Moreover, NVIDIA has launched the NVIDIA NIM inference microservices platform, which can deepen its presence in the enterprise market by bundling hardware and software services, thereby increasing customer loyalty.
Conclusion
In conclusion, although DeepSeek has attracted a lot of praise and attention through its low-cost, high-performance AI solutions, it is important to note that the Scaling Law has not become ineffective. In the long term, continuously increasing investment and computing power remains the main way to enhance the performance of AI models.

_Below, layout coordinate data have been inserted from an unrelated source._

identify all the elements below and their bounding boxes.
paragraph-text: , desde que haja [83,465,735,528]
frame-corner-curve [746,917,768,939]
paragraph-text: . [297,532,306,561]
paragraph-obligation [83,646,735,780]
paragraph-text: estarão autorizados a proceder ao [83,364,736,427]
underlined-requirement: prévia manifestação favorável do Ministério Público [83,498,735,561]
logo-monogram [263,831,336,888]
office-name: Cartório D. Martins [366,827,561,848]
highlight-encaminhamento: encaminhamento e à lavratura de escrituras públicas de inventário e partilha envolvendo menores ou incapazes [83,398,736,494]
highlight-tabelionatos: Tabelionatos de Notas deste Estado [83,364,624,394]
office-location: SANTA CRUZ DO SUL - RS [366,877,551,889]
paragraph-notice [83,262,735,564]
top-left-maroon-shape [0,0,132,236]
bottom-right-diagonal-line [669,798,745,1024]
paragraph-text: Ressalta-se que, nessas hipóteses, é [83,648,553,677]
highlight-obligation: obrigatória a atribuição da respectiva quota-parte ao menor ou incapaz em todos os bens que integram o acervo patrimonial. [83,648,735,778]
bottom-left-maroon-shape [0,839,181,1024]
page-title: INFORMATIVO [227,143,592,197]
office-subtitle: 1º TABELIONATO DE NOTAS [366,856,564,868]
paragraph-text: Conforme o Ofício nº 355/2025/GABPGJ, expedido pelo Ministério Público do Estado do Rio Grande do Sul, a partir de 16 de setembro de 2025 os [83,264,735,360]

As we have repeatedly emphasized, NVIDIA has built a strong technological moat in the data center field with its ecosystem, CUDA ecosystem, and hardware iteration speed, and will still occupy a leading position in the global market in the future.
Therefore, the real threats to NVIDIA may only come from the U.S. government's export restrictions and various reviews of NVIDIA. Of course, I also want to say that in the face of the AI revolution, it seems a bit of a pity to only focus on the investment level. Transforming our careers, industries, and even solving common pain points in work and life through AI is what should be done in the AI revolution.